According to Jeff Thompson, the lead author of the paper, a single rare Earth ion implanted in a host crystal serves as the foundation of the new gadget. Additionally, since this ion produces light at a perfect infrared wavelength, it does not need to convert signals, which can result in networks that are simpler and more reliable.

"The effort was many years in the making. The work combined advances in photonic design and materials science," said Thompson in a press statement.

The design of the device has two components, a nanoscopic slice of silicon that has been etched into a J-shaped channel and a calcium tungstate crystal, which is doped with a small number of erbium ions. The ion emits light through the crystal when pulsed by a unique laser.

However, the silicon component, a tiny semiconductor whisp attached to the crystal's tip, traps and directs individual photons into the fiber optic cable.

The team explains that, ideally, the information from the ion would be embedded into this photon. Or, to be more precise, from the ion's spin, a quantum attribute. Entanglement between the spins of distant nodes would be created in a quantum repeater by gathering and interfering with the signals from those nodes, permitting end-to-end transmission of quantum states despite transmission losses.

The team started off with its work involving erbium ions several years before, but the crystals used in their earlier version yielded significant noise. "This noise caused the frequency of the emitted photons to jump around randomly in a process known as spectral diffusion."

From hundreds of thousands of prospective materials, they whittled the list down to a few hundred, then a dozen, then three. Testing for each of the three finalists took six months. The team zeroed in on calcium tungstate crystal for ideal results.

The team used an interferometer, which merges two or more sources of light to create an interference pattern, to prove that erbium ions in the new material emit indistinguishable photons and that "puts the signal well above the hi-fi threshold."

While this study passes a significant threshold, the team is now working to extend the period that quantum states may be stored in the spin of the erbium ion. The group is now striving to produce calcium tungstate that is more thoroughly purified and has fewer contaminants that interfere with the quantum spin states.

The complete study was published in Nature on August 30 and can be found here.

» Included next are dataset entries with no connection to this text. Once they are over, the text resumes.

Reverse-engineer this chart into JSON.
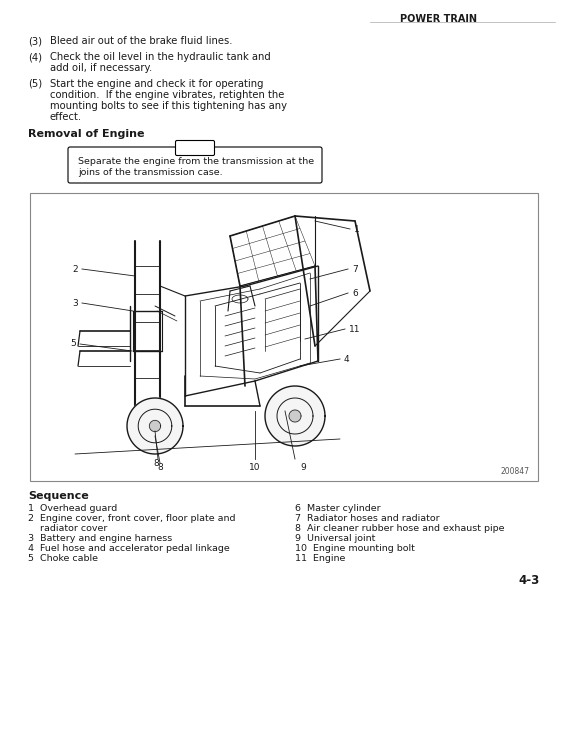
{
  "header_text": "POWER TRAIN",
  "section_title": "Removal of Engine",
  "note_text": "Separate the engine from the transmission at the\njoins of the transmission case.",
  "diagram_label": "200847",
  "sequence_title": "Sequence",
  "sequence_left": [
    "1  Overhead guard",
    "2  Engine cover, front cover, floor plate and",
    "    radiator cover",
    "3  Battery and engine harness",
    "4  Fuel hose and accelerator pedal linkage",
    "5  Choke cable"
  ],
  "sequence_right": [
    "6  Master cylinder",
    "7  Radiator hoses and radiator",
    "8  Air cleaner rubber hose and exhaust pipe",
    "9  Universal joint",
    "10  Engine mounting bolt",
    "11  Engine"
  ],
  "page_number": "4-3",
  "bg_color": "#ffffff",
  "text_color": "#1a1a1a",
  "diagram_border_color": "#888888",
  "body_font": 7.2,
  "seq_font": 6.8,
  "header_font": 7.0,
  "section_font": 8.0,
  "note_font": 6.8
}
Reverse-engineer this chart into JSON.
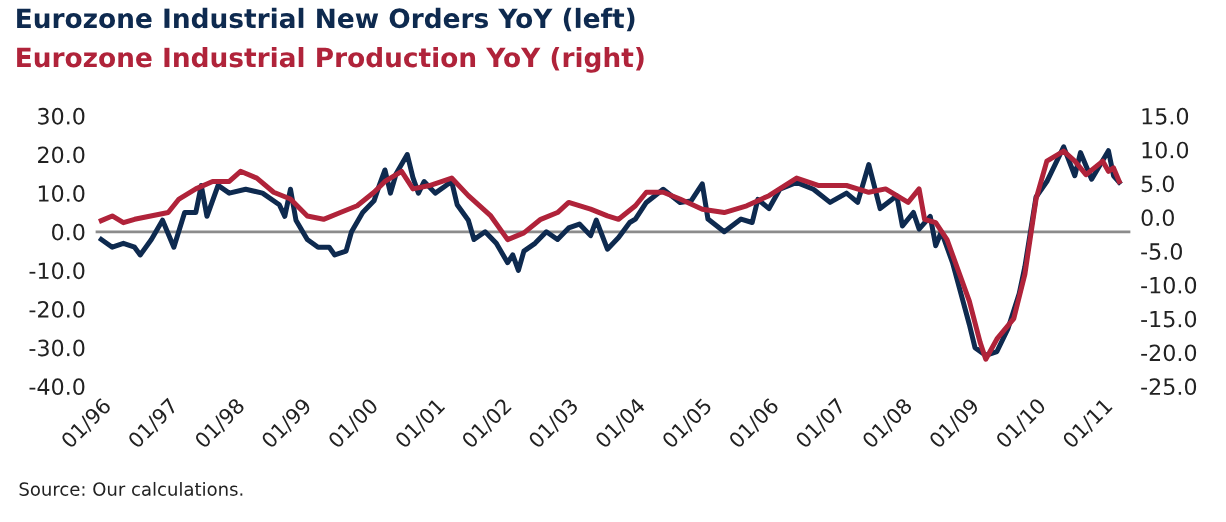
{
  "chart_data": {
    "type": "line",
    "legend": "top left",
    "annotations": [
      "Source: Our calculations."
    ],
    "xlim": [
      "1995-12",
      "2011-06"
    ],
    "xticks": [
      {
        "value": "1996-01",
        "label": "01/96"
      },
      {
        "value": "1997-01",
        "label": "01/97"
      },
      {
        "value": "1998-01",
        "label": "01/98"
      },
      {
        "value": "1999-01",
        "label": "01/99"
      },
      {
        "value": "2000-01",
        "label": "01/00"
      },
      {
        "value": "2001-01",
        "label": "01/01"
      },
      {
        "value": "2002-01",
        "label": "01/02"
      },
      {
        "value": "2003-01",
        "label": "01/03"
      },
      {
        "value": "2004-01",
        "label": "01/04"
      },
      {
        "value": "2005-01",
        "label": "01/05"
      },
      {
        "value": "2006-01",
        "label": "01/06"
      },
      {
        "value": "2007-01",
        "label": "01/07"
      },
      {
        "value": "2008-01",
        "label": "01/08"
      },
      {
        "value": "2009-01",
        "label": "01/09"
      },
      {
        "value": "2010-01",
        "label": "01/10"
      },
      {
        "value": "2011-01",
        "label": "01/11"
      }
    ],
    "ylim": [
      -40,
      30
    ],
    "yticks": [
      {
        "value": 30,
        "label": "30.0"
      },
      {
        "value": 20,
        "label": "20.0"
      },
      {
        "value": 10,
        "label": "10.0"
      },
      {
        "value": 0,
        "label": "0.0"
      },
      {
        "value": -10,
        "label": "-10.0"
      },
      {
        "value": -20,
        "label": "-20.0"
      },
      {
        "value": -30,
        "label": "-30.0"
      },
      {
        "value": -40,
        "label": "-40.0"
      }
    ],
    "y2lim": [
      -25,
      15
    ],
    "y2ticks": [
      {
        "value": 15,
        "label": "15.0"
      },
      {
        "value": 10,
        "label": "10.0"
      },
      {
        "value": 5,
        "label": "5.0"
      },
      {
        "value": 0,
        "label": "0.0"
      },
      {
        "value": -5,
        "label": "-5.0"
      },
      {
        "value": -10,
        "label": "-10.0"
      },
      {
        "value": -15,
        "label": "-15.0"
      },
      {
        "value": -20,
        "label": "-20.0"
      },
      {
        "value": -25,
        "label": "-25.0"
      }
    ],
    "ref_lines": [
      {
        "axis": "y",
        "value": 0,
        "color": "#8c8c8c"
      }
    ],
    "series": [
      {
        "name": "Eurozone Industrial New Orders YoY (left)",
        "color": "#0e2a4f",
        "x": [
          "1996-01",
          "1996-03",
          "1996-05",
          "1996-07",
          "1996-08",
          "1996-10",
          "1996-12",
          "1997-02",
          "1997-04",
          "1997-06",
          "1997-07",
          "1997-08",
          "1997-10",
          "1997-12",
          "1998-03",
          "1998-06",
          "1998-09",
          "1998-10",
          "1998-11",
          "1998-12",
          "1999-02",
          "1999-04",
          "1999-06",
          "1999-07",
          "1999-09",
          "1999-10",
          "1999-12",
          "2000-02",
          "2000-03",
          "2000-04",
          "2000-05",
          "2000-06",
          "2000-08",
          "2000-09",
          "2000-10",
          "2000-11",
          "2001-01",
          "2001-03",
          "2001-04",
          "2001-05",
          "2001-07",
          "2001-08",
          "2001-10",
          "2001-12",
          "2002-02",
          "2002-03",
          "2002-04",
          "2002-05",
          "2002-07",
          "2002-09",
          "2002-11",
          "2003-01",
          "2003-03",
          "2003-05",
          "2003-06",
          "2003-08",
          "2003-10",
          "2003-12",
          "2004-01",
          "2004-03",
          "2004-06",
          "2004-09",
          "2004-11",
          "2005-01",
          "2005-02",
          "2005-05",
          "2005-08",
          "2005-10",
          "2005-11",
          "2006-01",
          "2006-03",
          "2006-06",
          "2006-09",
          "2006-12",
          "2007-03",
          "2007-05",
          "2007-07",
          "2007-09",
          "2007-12",
          "2008-01",
          "2008-03",
          "2008-04",
          "2008-06",
          "2008-07",
          "2008-08",
          "2008-10",
          "2009-01",
          "2009-02",
          "2009-04",
          "2009-06",
          "2009-08",
          "2009-10",
          "2009-11",
          "2010-01",
          "2010-03",
          "2010-06",
          "2010-08",
          "2010-09",
          "2010-11",
          "2011-02",
          "2011-03",
          "2011-04"
        ],
        "values": [
          -2,
          -4,
          -3,
          -4,
          -6,
          -2,
          3,
          -4,
          5,
          5,
          12,
          4,
          12,
          10,
          11,
          10,
          7,
          4,
          11,
          3,
          -2,
          -4,
          -4,
          -6,
          -5,
          0,
          5,
          8,
          12,
          16,
          10,
          15,
          20,
          14,
          10,
          13,
          10,
          12,
          13,
          7,
          3,
          -2,
          0,
          -3,
          -8,
          -6,
          -10,
          -5,
          -3,
          0,
          -2,
          1,
          2,
          -1,
          3,
          -4.5,
          -1.5,
          2.4,
          3.3,
          7.6,
          11,
          7.6,
          8,
          12.4,
          3.3,
          0,
          3.3,
          2.4,
          8.4,
          6,
          11,
          12.8,
          11,
          7.6,
          10,
          7.6,
          17.4,
          6,
          9.3,
          1.5,
          5,
          0.7,
          4,
          -3.6,
          0,
          -8,
          -24,
          -30,
          -32,
          -31,
          -25,
          -16,
          -9,
          9,
          13,
          22,
          14.5,
          20.5,
          13.6,
          21,
          14.5,
          12.8
        ]
      },
      {
        "name": "Eurozone Industrial Production YoY (right)",
        "color": "#b0233a",
        "axis": "y2",
        "x": [
          "1996-01",
          "1996-03",
          "1996-05",
          "1996-07",
          "1997-01",
          "1997-03",
          "1997-06",
          "1997-09",
          "1997-12",
          "1998-02",
          "1998-05",
          "1998-08",
          "1998-11",
          "1999-02",
          "1999-05",
          "1999-08",
          "1999-11",
          "2000-02",
          "2000-04",
          "2000-07",
          "2000-09",
          "2000-12",
          "2001-04",
          "2001-07",
          "2001-11",
          "2002-02",
          "2002-05",
          "2002-08",
          "2002-11",
          "2003-01",
          "2003-05",
          "2003-08",
          "2003-10",
          "2004-01",
          "2004-03",
          "2004-06",
          "2004-09",
          "2005-01",
          "2005-05",
          "2005-09",
          "2006-01",
          "2006-06",
          "2006-10",
          "2007-03",
          "2007-07",
          "2007-10",
          "2008-02",
          "2008-04",
          "2008-05",
          "2008-07",
          "2008-09",
          "2009-01",
          "2009-03",
          "2009-04",
          "2009-06",
          "2009-09",
          "2009-11",
          "2010-01",
          "2010-03",
          "2010-06",
          "2010-08",
          "2010-10",
          "2011-01",
          "2011-02",
          "2011-03",
          "2011-04"
        ],
        "values": [
          -0.5,
          0.2,
          -0.8,
          -0.3,
          0.7,
          2.7,
          4.2,
          5.3,
          5.3,
          6.8,
          5.8,
          3.7,
          2.7,
          0.2,
          -0.3,
          0.7,
          1.7,
          3.7,
          5.3,
          6.8,
          4.2,
          4.7,
          5.8,
          3.2,
          0.2,
          -3.3,
          -2.3,
          -0.3,
          0.7,
          2.2,
          1.2,
          0.2,
          -0.3,
          1.7,
          3.7,
          3.7,
          2.7,
          1.2,
          0.7,
          1.7,
          3.2,
          5.8,
          4.7,
          4.7,
          3.7,
          4.2,
          2.2,
          4.2,
          -0.3,
          -0.8,
          -3.3,
          -12.4,
          -18.5,
          -21,
          -18,
          -15,
          -8.4,
          2.7,
          8.3,
          9.8,
          8.3,
          6.3,
          8.3,
          6.8,
          7.3,
          5.3
        ]
      }
    ]
  }
}
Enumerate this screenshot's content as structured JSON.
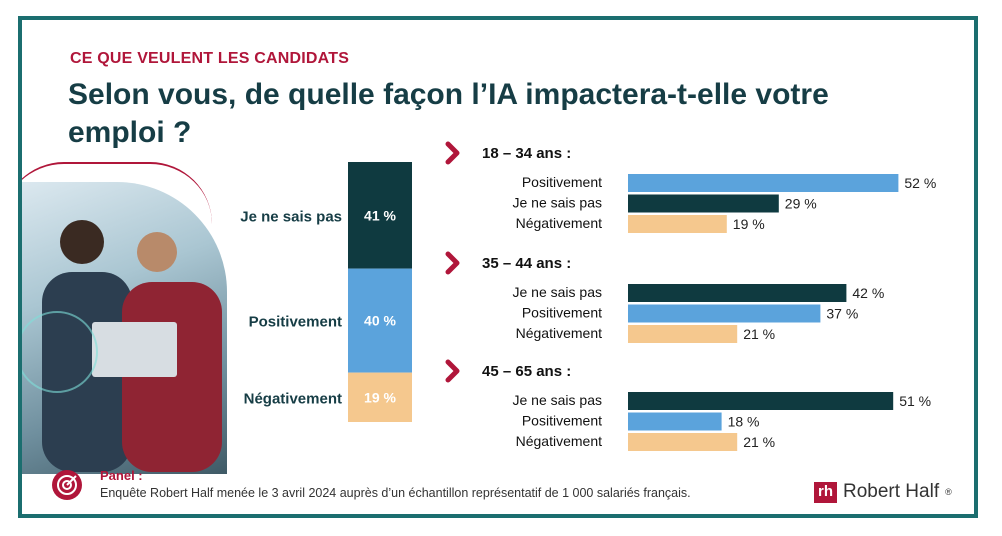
{
  "kicker": "CE QUE VEULENT LES CANDIDATS",
  "title": "Selon vous, de quelle façon l’IA impactera-t-elle votre emploi ?",
  "footer": {
    "label": "Panel :",
    "text": "Enquête Robert Half menée le 3 avril 2024 auprès d’un échantillon représentatif de 1 000 salariés français."
  },
  "logo": {
    "mark": "rh",
    "text": "Robert Half",
    "mark_symbol": "®"
  },
  "colors": {
    "Je ne sais pas": "#0f3a40",
    "Positivement": "#5ba3dc",
    "Négativement": "#f5c88e",
    "accent": "#b0163a",
    "frame": "#1b6e6f"
  },
  "chart_data": [
    {
      "type": "bar",
      "stacked": true,
      "orientation": "vertical",
      "categories": [
        "Je ne sais pas",
        "Positivement",
        "Négativement"
      ],
      "values": [
        41,
        40,
        19
      ],
      "value_labels": [
        "41 %",
        "40 %",
        "19 %"
      ]
    },
    {
      "type": "bar",
      "orientation": "horizontal",
      "group": "18 – 34 ans :",
      "categories": [
        "Positivement",
        "Je ne sais pas",
        "Négativement"
      ],
      "values": [
        52,
        29,
        19
      ],
      "value_labels": [
        "52 %",
        "29 %",
        "19 %"
      ]
    },
    {
      "type": "bar",
      "orientation": "horizontal",
      "group": "35 – 44 ans :",
      "categories": [
        "Je ne sais pas",
        "Positivement",
        "Négativement"
      ],
      "values": [
        42,
        37,
        21
      ],
      "value_labels": [
        "42 %",
        "37 %",
        "21 %"
      ]
    },
    {
      "type": "bar",
      "orientation": "horizontal",
      "group": "45 – 65 ans :",
      "categories": [
        "Je ne sais pas",
        "Positivement",
        "Négativement"
      ],
      "values": [
        51,
        18,
        21
      ],
      "value_labels": [
        "51 %",
        "18 %",
        "21 %"
      ]
    }
  ]
}
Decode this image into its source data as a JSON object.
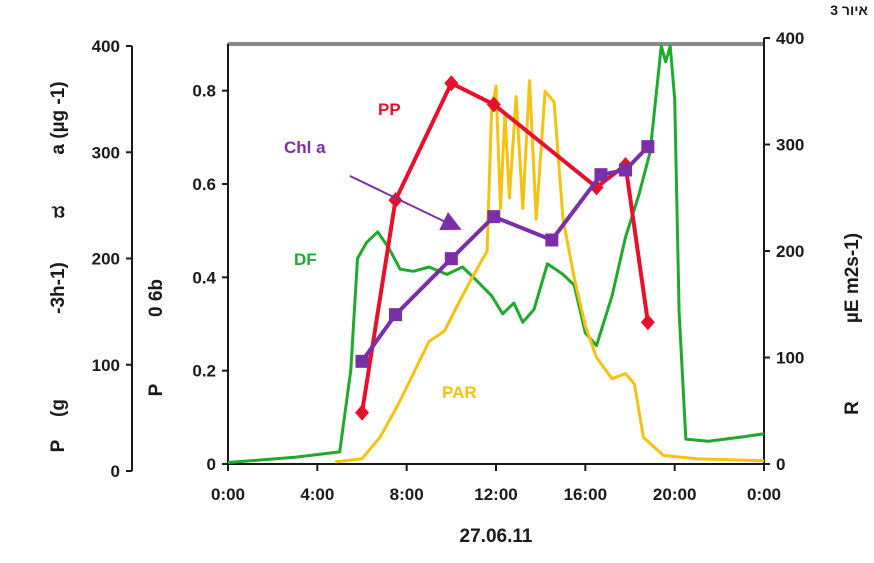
{
  "corner_label": "איור 3",
  "chart_data": {
    "type": "line",
    "xlabel": "27.06.11",
    "x_ticks": [
      "0:00",
      "4:00",
      "8:00",
      "12:00",
      "16:00",
      "20:00",
      "0:00"
    ],
    "xlim_hours": [
      0,
      24
    ],
    "left_outer_axis": {
      "label": "P (g...-3h-1) ... a (µg -1)",
      "label_parts": [
        "P",
        "(g",
        "-3h-1)",
        "a (µg -1)"
      ],
      "ticks": [
        "0",
        "100",
        "200",
        "300",
        "400"
      ],
      "ylim": [
        0,
        400
      ]
    },
    "left_inner_axis": {
      "label_parts": [
        "P",
        "0 6b"
      ],
      "ticks": [
        "0",
        "0.2",
        "0.4",
        "0.6",
        "0.8"
      ],
      "ylim": [
        0,
        0.9
      ]
    },
    "right_axis": {
      "label_parts": [
        "R",
        "µE m2s-1)"
      ],
      "ticks": [
        "0",
        "100",
        "200",
        "300",
        "400"
      ],
      "ylim": [
        0,
        400
      ]
    },
    "series": [
      {
        "name": "PP",
        "color": "#e8102a",
        "axis": "left_outer",
        "marker": "diamond",
        "points": [
          [
            6.0,
            55
          ],
          [
            7.5,
            255
          ],
          [
            10.0,
            365
          ],
          [
            11.9,
            345
          ],
          [
            16.5,
            267
          ],
          [
            17.8,
            288
          ],
          [
            18.8,
            140
          ]
        ]
      },
      {
        "name": "Chl a",
        "color": "#7b2fa6",
        "axis": "left_inner",
        "marker": "square",
        "points": [
          [
            6.0,
            0.22
          ],
          [
            7.5,
            0.32
          ],
          [
            10.0,
            0.44
          ],
          [
            11.9,
            0.53
          ],
          [
            14.5,
            0.48
          ],
          [
            16.7,
            0.62
          ],
          [
            17.8,
            0.63
          ],
          [
            18.8,
            0.68
          ]
        ]
      },
      {
        "name": "DF",
        "color": "#1faa2e",
        "axis": "left_outer",
        "marker": "none",
        "points": [
          [
            0,
            8
          ],
          [
            3,
            13
          ],
          [
            5.0,
            18
          ],
          [
            5.5,
            95
          ],
          [
            5.8,
            200
          ],
          [
            6.2,
            215
          ],
          [
            6.7,
            225
          ],
          [
            7.2,
            210
          ],
          [
            7.7,
            190
          ],
          [
            8.3,
            188
          ],
          [
            9.0,
            192
          ],
          [
            9.8,
            185
          ],
          [
            10.5,
            192
          ],
          [
            11.0,
            182
          ],
          [
            11.8,
            165
          ],
          [
            12.3,
            148
          ],
          [
            12.8,
            158
          ],
          [
            13.2,
            140
          ],
          [
            13.7,
            152
          ],
          [
            14.3,
            195
          ],
          [
            15.0,
            185
          ],
          [
            15.5,
            175
          ],
          [
            16.0,
            130
          ],
          [
            16.5,
            118
          ],
          [
            17.2,
            165
          ],
          [
            17.8,
            220
          ],
          [
            18.4,
            260
          ],
          [
            18.9,
            300
          ],
          [
            19.2,
            360
          ],
          [
            19.4,
            400
          ],
          [
            19.6,
            385
          ],
          [
            19.8,
            400
          ],
          [
            20.0,
            350
          ],
          [
            20.2,
            150
          ],
          [
            20.5,
            30
          ],
          [
            21.5,
            28
          ],
          [
            23.0,
            32
          ],
          [
            24,
            35
          ]
        ]
      },
      {
        "name": "PAR",
        "color": "#f5c211",
        "axis": "right",
        "marker": "none",
        "points": [
          [
            4.8,
            2
          ],
          [
            6.0,
            5
          ],
          [
            6.8,
            25
          ],
          [
            7.6,
            55
          ],
          [
            8.3,
            85
          ],
          [
            9.0,
            115
          ],
          [
            9.7,
            125
          ],
          [
            10.3,
            150
          ],
          [
            10.8,
            170
          ],
          [
            11.2,
            185
          ],
          [
            11.6,
            200
          ],
          [
            11.8,
            330
          ],
          [
            12.0,
            355
          ],
          [
            12.2,
            240
          ],
          [
            12.4,
            330
          ],
          [
            12.6,
            250
          ],
          [
            12.9,
            345
          ],
          [
            13.2,
            240
          ],
          [
            13.5,
            360
          ],
          [
            13.8,
            230
          ],
          [
            14.2,
            350
          ],
          [
            14.6,
            340
          ],
          [
            15.0,
            230
          ],
          [
            15.5,
            175
          ],
          [
            16.0,
            130
          ],
          [
            16.5,
            100
          ],
          [
            17.2,
            80
          ],
          [
            17.8,
            85
          ],
          [
            18.2,
            75
          ],
          [
            18.6,
            25
          ],
          [
            19.5,
            8
          ],
          [
            21,
            5
          ],
          [
            24,
            3
          ]
        ]
      }
    ],
    "legend_placement": "inline labels",
    "annotations": [
      {
        "text": "Chl a",
        "arrow": true
      }
    ]
  }
}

Atomic defects in the solid state are a key component of quantum repeater networks for long-distance quantum communication1. Recently, there has been significant interest in rare earth ions in particular Er3+ for its telecom band optical transition that allows long-distance transmission in optical fibres. However, the development of repeater nodes based on rare earth ions has been hampered by optical spectral diffusion, precluding indistinguishable single-photon generation. Here, we implant Er3+ into CaWO4, a material that combines a non-polar site symmetry, low decoherence from nuclear spins and is free of background rare earth ions, to realize significantly reduced optical spectral diffusion. For shallow implanted ions coupled to nanophotonic cavities with large Purcell factor, we observe single-scan optical linewidths of 150 kHz and long-term spectral diffusion of 63 kHz, both close to the Purcell-enhanced radiative linewidth of 21 kHz. This enables the observation of Hong–Ou–Mandel interference between successively emitted photons with a visibility of V = 80(4)%, measured after a 36 km delay line. We also observe spin relaxation times T1,s = 3.7 s and T2,s > 200 μs, with the latter limited by paramagnetic impurities in the crystal instead of nuclear spins. This represents a notable step towards the construction of telecom band quantum repeater networks with single Er3+ ions.